Key insight: Never ignore guardrail metrics. Short-term wins often become long-term losses.

Challenge 3: Low Power, What Now?

Scenario: Your sample size calculation shows you need 2M users per variant, but you only get 500K users/week. The experiment would take 2 months. What are your options?

Solution Options:

Option	Trade-off	When to Use
Increase MDE	Can only detect larger effects	If smaller effects aren't worth shipping anyway
Reduce power to 0.70	30% chance of missing real effect	Low-stakes decisions
Use one-tailed test	Can't detect negative effects	Only if you'd never ship a negative result
Variance reduction (CUPED)	Requires pre-experiment data	Best option if feasible
Target high-impact segment	Results may not generalize	Power users, specific geo
Just wait (run longer)	Delays product roadmap	High-stakes decisions

CUPED (Controlled-experiment Using Pre-Experiment Data):

# CUPED reduces variance by controlling for pre-experiment behavior
# Adjusted metric: Y_adj = Y - θ × (X - X̄)
# where X = pre-experiment value of the metric
# θ = Cov(Y, X) / Var(X)

# Can reduce required sample size by 50%+ in some cases

Challenge 4: Sample Ratio Mismatch (SRM)

Scenario: Your 50/50 experiment shows 1,020,000 users in control and 980,000 in treatment. Is this a problem?

Solution:

from scipy.stats import chi2_contingency

observed = [1020000, 980000]
expected = [1000000, 1000000]

# Chi-squared test for SRM
chi2 = sum((o - e)**2 / e for o, e in zip(observed, expected))
# chi2 = 800

# For df=1, chi2 > 3.84 is significant at α=0.05
# This is HIGHLY significant - something is wrong!

Common causes of SRM:

Bot filtering applied differently
Redirect/loading issues in one variant
Bucketing bug in the experiment system
Treatment causing more users to log out (lose tracking)

Action: DO NOT interpret results until SRM is resolved. Investigate root cause first.
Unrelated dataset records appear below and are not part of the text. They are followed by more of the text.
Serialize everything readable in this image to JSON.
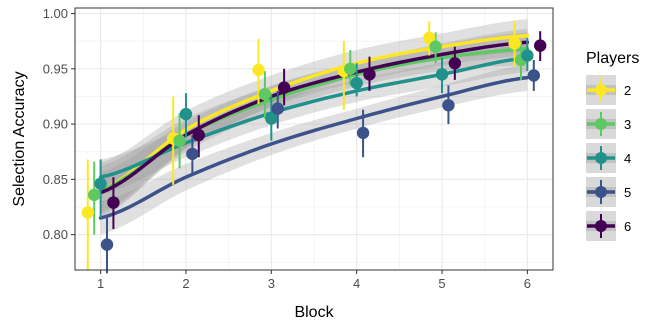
{
  "chart_data": {
    "type": "scatter",
    "xlabel": "Block",
    "ylabel": "Selection Accuracy",
    "xlim": [
      0.7,
      6.3
    ],
    "ylim": [
      0.768,
      1.005
    ],
    "x_ticks": [
      1,
      2,
      3,
      4,
      5,
      6
    ],
    "y_ticks": [
      0.8,
      0.85,
      0.9,
      0.95,
      1.0
    ],
    "y_tick_labels": [
      "0.80",
      "0.85",
      "0.90",
      "0.95",
      "1.00"
    ],
    "x_tick_labels": [
      "1",
      "2",
      "3",
      "4",
      "5",
      "6"
    ],
    "grid": true,
    "legend": {
      "title": "Players",
      "placement": "right"
    },
    "series": [
      {
        "name": "2",
        "color": "#FDE725",
        "offset": -0.15,
        "x": [
          1,
          2,
          3,
          4,
          5,
          6
        ],
        "y": [
          0.82,
          0.887,
          0.949,
          0.948,
          0.978,
          0.973
        ],
        "err_low": [
          0.768,
          0.845,
          0.918,
          0.913,
          0.962,
          0.952
        ],
        "err_high": [
          0.868,
          0.925,
          0.977,
          0.975,
          0.993,
          0.993
        ],
        "fit": [
          0.84,
          0.895,
          0.93,
          0.955,
          0.97,
          0.98
        ],
        "fit_low": [
          0.815,
          0.878,
          0.916,
          0.943,
          0.958,
          0.965
        ],
        "fit_high": [
          0.865,
          0.912,
          0.944,
          0.967,
          0.982,
          0.995
        ]
      },
      {
        "name": "3",
        "color": "#5EC962",
        "offset": -0.075,
        "x": [
          1,
          2,
          3,
          4,
          5,
          6
        ],
        "y": [
          0.836,
          0.885,
          0.927,
          0.95,
          0.97,
          0.958
        ],
        "err_low": [
          0.8,
          0.86,
          0.905,
          0.935,
          0.955,
          0.94
        ],
        "err_high": [
          0.866,
          0.91,
          0.948,
          0.967,
          0.983,
          0.975
        ],
        "fit": [
          0.84,
          0.89,
          0.922,
          0.945,
          0.96,
          0.968
        ],
        "fit_low": [
          0.818,
          0.875,
          0.91,
          0.934,
          0.948,
          0.953
        ],
        "fit_high": [
          0.862,
          0.905,
          0.934,
          0.956,
          0.972,
          0.983
        ]
      },
      {
        "name": "4",
        "color": "#21918C",
        "offset": 0.0,
        "x": [
          1,
          2,
          3,
          4,
          5,
          6
        ],
        "y": [
          0.846,
          0.909,
          0.905,
          0.937,
          0.945,
          0.962
        ],
        "err_low": [
          0.815,
          0.888,
          0.885,
          0.925,
          0.928,
          0.948
        ],
        "err_high": [
          0.868,
          0.928,
          0.927,
          0.955,
          0.96,
          0.978
        ],
        "fit": [
          0.852,
          0.883,
          0.91,
          0.93,
          0.945,
          0.96
        ],
        "fit_low": [
          0.836,
          0.87,
          0.899,
          0.92,
          0.934,
          0.947
        ],
        "fit_high": [
          0.868,
          0.896,
          0.921,
          0.94,
          0.956,
          0.973
        ]
      },
      {
        "name": "5",
        "color": "#3B528B",
        "offset": 0.075,
        "x": [
          1,
          2,
          3,
          4,
          5,
          6
        ],
        "y": [
          0.791,
          0.873,
          0.914,
          0.892,
          0.917,
          0.944
        ],
        "err_low": [
          0.765,
          0.855,
          0.896,
          0.87,
          0.9,
          0.93
        ],
        "err_high": [
          0.815,
          0.89,
          0.93,
          0.913,
          0.935,
          0.958
        ],
        "fit": [
          0.815,
          0.852,
          0.882,
          0.905,
          0.925,
          0.942
        ],
        "fit_low": [
          0.8,
          0.84,
          0.872,
          0.896,
          0.915,
          0.93
        ],
        "fit_high": [
          0.83,
          0.864,
          0.892,
          0.914,
          0.935,
          0.954
        ]
      },
      {
        "name": "6",
        "color": "#440154",
        "offset": 0.15,
        "x": [
          1,
          2,
          3,
          4,
          5,
          6
        ],
        "y": [
          0.829,
          0.89,
          0.933,
          0.945,
          0.955,
          0.971
        ],
        "err_low": [
          0.805,
          0.87,
          0.917,
          0.93,
          0.94,
          0.957
        ],
        "err_high": [
          0.852,
          0.908,
          0.95,
          0.961,
          0.97,
          0.984
        ],
        "fit": [
          0.838,
          0.89,
          0.925,
          0.947,
          0.963,
          0.974
        ],
        "fit_low": [
          0.82,
          0.878,
          0.915,
          0.938,
          0.953,
          0.962
        ],
        "fit_high": [
          0.856,
          0.902,
          0.935,
          0.956,
          0.973,
          0.986
        ]
      }
    ]
  }
}
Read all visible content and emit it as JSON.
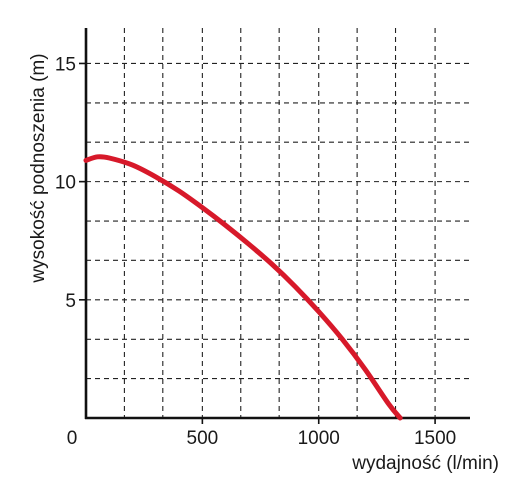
{
  "chart_data": {
    "type": "line",
    "title": "",
    "xlabel": "wydajność (l/min)",
    "ylabel": "wysokość podnoszenia (m)",
    "origin_label": "0",
    "xlim": [
      0,
      1650
    ],
    "ylim": [
      0,
      16.5
    ],
    "x_ticks": [
      500,
      1000,
      1500
    ],
    "y_ticks": [
      5,
      10,
      15
    ],
    "x_grid": [
      165,
      330,
      500,
      665,
      830,
      1000,
      1165,
      1330,
      1500
    ],
    "y_grid": [
      1.67,
      3.33,
      5,
      6.67,
      8.33,
      10,
      11.67,
      13.33,
      15
    ],
    "grid": true,
    "legend": "none",
    "series": [
      {
        "color": "#d7192a",
        "x": [
          0,
          50,
          100,
          200,
          300,
          400,
          500,
          600,
          700,
          800,
          900,
          1000,
          1100,
          1200,
          1300,
          1350
        ],
        "y": [
          10.9,
          11.05,
          11.0,
          10.7,
          10.2,
          9.6,
          8.9,
          8.15,
          7.35,
          6.5,
          5.55,
          4.5,
          3.35,
          2.05,
          0.6,
          0.0
        ]
      }
    ]
  }
}
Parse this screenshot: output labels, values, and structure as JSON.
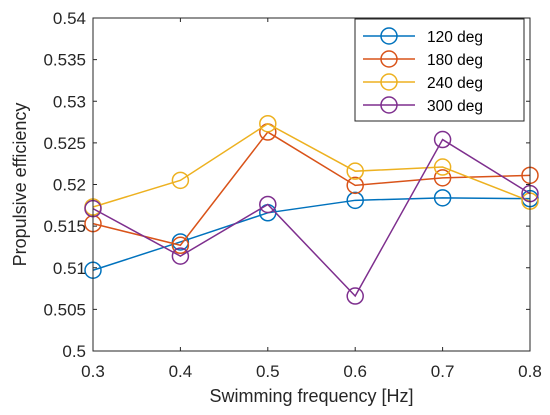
{
  "chart_data": {
    "type": "line",
    "title": "",
    "xlabel": "Swimming frequency [Hz]",
    "ylabel": "Propulsive efficiency",
    "x": [
      0.3,
      0.4,
      0.5,
      0.6,
      0.7,
      0.8
    ],
    "x_ticks": [
      "0.3",
      "0.4",
      "0.5",
      "0.6",
      "0.7",
      "0.8"
    ],
    "y_ticks": [
      "0.5",
      "0.505",
      "0.51",
      "0.515",
      "0.52",
      "0.525",
      "0.53",
      "0.535",
      "0.54"
    ],
    "xlim": [
      0.3,
      0.8
    ],
    "ylim": [
      0.5,
      0.54
    ],
    "grid": false,
    "legend_position": "top-right",
    "marker": "open-circle",
    "series": [
      {
        "name": "120 deg",
        "color": "#0072BD",
        "values": [
          0.5097,
          0.5131,
          0.5166,
          0.5181,
          0.5184,
          0.5183
        ]
      },
      {
        "name": "180 deg",
        "color": "#D95319",
        "values": [
          0.5153,
          0.5127,
          0.5263,
          0.5199,
          0.5208,
          0.5211
        ]
      },
      {
        "name": "240 deg",
        "color": "#EDB120",
        "values": [
          0.5173,
          0.5205,
          0.5273,
          0.5216,
          0.5221,
          0.518
        ]
      },
      {
        "name": "300 deg",
        "color": "#7E2F8E",
        "values": [
          0.5171,
          0.5114,
          0.5176,
          0.5066,
          0.5254,
          0.5189
        ]
      }
    ]
  }
}
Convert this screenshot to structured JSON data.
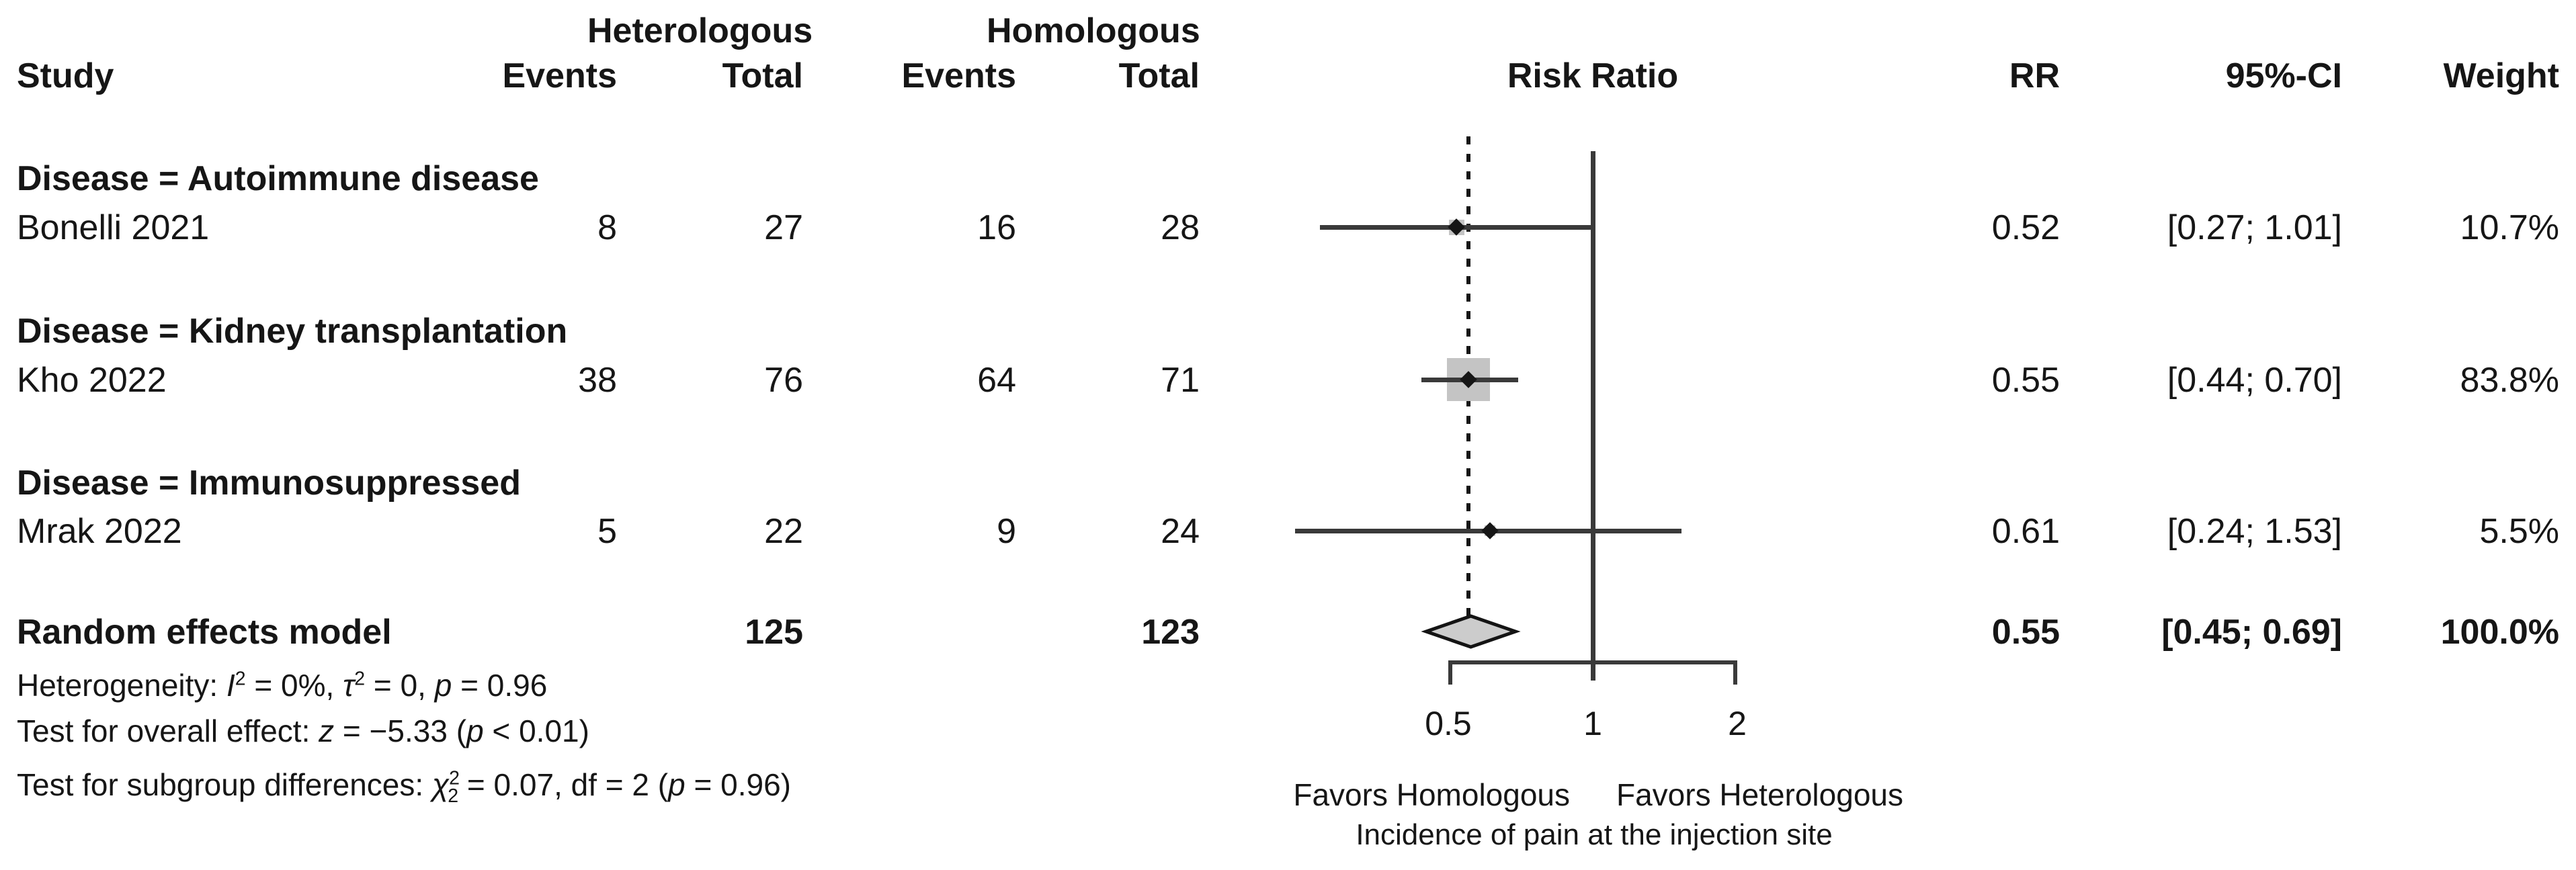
{
  "figure": {
    "group_headers": {
      "heterologous": "Heterologous",
      "homologous": "Homologous"
    },
    "columns": {
      "study": "Study",
      "events": "Events",
      "total": "Total",
      "risk_ratio": "Risk Ratio",
      "rr": "RR",
      "ci": "95%-CI",
      "weight": "Weight"
    },
    "subgroups": [
      {
        "title": "Disease = Autoimmune disease",
        "studies": [
          {
            "name": "Bonelli 2021",
            "het_events": "8",
            "het_total": "27",
            "hom_events": "16",
            "hom_total": "28",
            "rr": "0.52",
            "ci": "[0.27; 1.01]",
            "weight": "10.7%"
          }
        ]
      },
      {
        "title": "Disease = Kidney transplantation",
        "studies": [
          {
            "name": "Kho 2022",
            "het_events": "38",
            "het_total": "76",
            "hom_events": "64",
            "hom_total": "71",
            "rr": "0.55",
            "ci": "[0.44; 0.70]",
            "weight": "83.8%"
          }
        ]
      },
      {
        "title": "Disease = Immunosuppressed",
        "studies": [
          {
            "name": "Mrak 2022",
            "het_events": "5",
            "het_total": "22",
            "hom_events": "9",
            "hom_total": "24",
            "rr": "0.61",
            "ci": "[0.24; 1.53]",
            "weight": "5.5%"
          }
        ]
      }
    ],
    "summary_row": {
      "label": "Random effects model",
      "het_total": "125",
      "hom_total": "123",
      "rr": "0.55",
      "ci": "[0.45; 0.69]",
      "weight": "100.0%"
    },
    "footnotes": {
      "heterogeneity": [
        {
          "t": "Heterogeneity: "
        },
        {
          "t": "I",
          "c": "i"
        },
        {
          "t": "2",
          "c": "sup"
        },
        {
          "t": " = 0%, "
        },
        {
          "t": "τ",
          "c": "i"
        },
        {
          "t": "2",
          "c": "sup"
        },
        {
          "t": " = 0, "
        },
        {
          "t": "p",
          "c": "i"
        },
        {
          "t": " = 0.96"
        }
      ],
      "overall_effect": [
        {
          "t": "Test for overall effect: "
        },
        {
          "t": "z",
          "c": "i"
        },
        {
          "t": " = −5.33 ("
        },
        {
          "t": "p",
          "c": "i"
        },
        {
          "t": " < 0.01)"
        }
      ],
      "subgroup_differences": [
        {
          "t": "Test for subgroup differences: "
        },
        {
          "t": "χ",
          "c": "i"
        },
        {
          "t": "2",
          "c": "sup"
        },
        {
          "t": "2",
          "c": "sub stack"
        },
        {
          "t": " = 0.07, df = 2 ("
        },
        {
          "t": "p",
          "c": "i"
        },
        {
          "t": " = 0.96)"
        }
      ]
    },
    "axis_labels": {
      "favors_left": "Favors Homologous",
      "favors_right": "Favors Heterologous",
      "caption": "Incidence of pain at the injection site"
    }
  },
  "chart_data": {
    "type": "scatter",
    "variant": "forest-plot",
    "title": "Risk Ratio",
    "x_scale": "log",
    "x_ticks": [
      0.5,
      1,
      2
    ],
    "x_axis_range": [
      0.5,
      2
    ],
    "reference_line": 1,
    "studies": [
      {
        "label": "Bonelli 2021",
        "subgroup": "Disease = Autoimmune disease",
        "rr": 0.52,
        "ci_low": 0.27,
        "ci_high": 1.01,
        "weight_pct": 10.7,
        "het_events": 8,
        "het_total": 27,
        "hom_events": 16,
        "hom_total": 28
      },
      {
        "label": "Kho 2022",
        "subgroup": "Disease = Kidney transplantation",
        "rr": 0.55,
        "ci_low": 0.44,
        "ci_high": 0.7,
        "weight_pct": 83.8,
        "het_events": 38,
        "het_total": 76,
        "hom_events": 64,
        "hom_total": 71
      },
      {
        "label": "Mrak 2022",
        "subgroup": "Disease = Immunosuppressed",
        "rr": 0.61,
        "ci_low": 0.24,
        "ci_high": 1.53,
        "weight_pct": 5.5,
        "het_events": 5,
        "het_total": 22,
        "hom_events": 9,
        "hom_total": 24
      }
    ],
    "summary": {
      "label": "Random effects model",
      "rr": 0.55,
      "ci_low": 0.45,
      "ci_high": 0.69,
      "weight_pct": 100.0,
      "het_total": 125,
      "hom_total": 123
    }
  }
}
Challenge 5: When NOT to A/B Test

Question: Give 5 scenarios where A/B testing is NOT appropriate.

Solution:

Obvious improvements: Fixing a bug, improving load time. Just ship it.
Legal/compliance changes: GDPR requirements. No choice but to comply.
Low traffic: Would take years to reach significance. Use qualitative research.
Network effects dominate: Marketplace features where treatment affects control through shared inventory.
Long-term effects matter most: Education/habit-forming features. Effect emerges over months, not weeks.
Ethical concerns: Testing features that could harm users (e.g., addiction-promoting).
Launch-and-iterate is cheaper: Low-risk UI changes with easy rollback.

Alternative methods:

User research & qualitative testing
Quasi-experimental designs (diff-in-diff, regression discontinuity)
Holdout/long-term experiments
Synthetic control methods

Interview Cheat Sheet

Question Type	What They're Testing	Key Points to Hit
"Design an A/B test for..."	Structured thinking	Hypothesis → Metrics → Sample size → Randomization → Duration → Risks
"Results are significant but..."	Critical thinking	Statistical vs practical significance, trade-offs, segment analysis
"What could go wrong?"	Experience	SRM, novelty, spillover, multiple testing, Simpson's paradox
"Results are flat, what now?"	Pragmatism	Check power, segment, don't ship (absence of evidence ≠ evidence of absence)

💬 Discussion Prompts

"What's your process for choosing MDE?" — Share how you balance business needs with statistical feasibility.
"Describe a time an experiment surprised you" — Post your war stories for others to learn from.
"How do you handle stakeholders who want to peek?" — Share strategies for educating non-technical partners.

✅ Self-Assessment

Before moving on, confirm you can:

☐ Calculate sample size using the formula AND explain the intuition
☐ Design an experiment with hypothesis, metrics, and randomization plan
☐ Explain Type I and Type II errors to a non-technical PM
☐ Identify at least 5 common A/B testing pitfalls
☐ Recommend when NOT to run an A/B test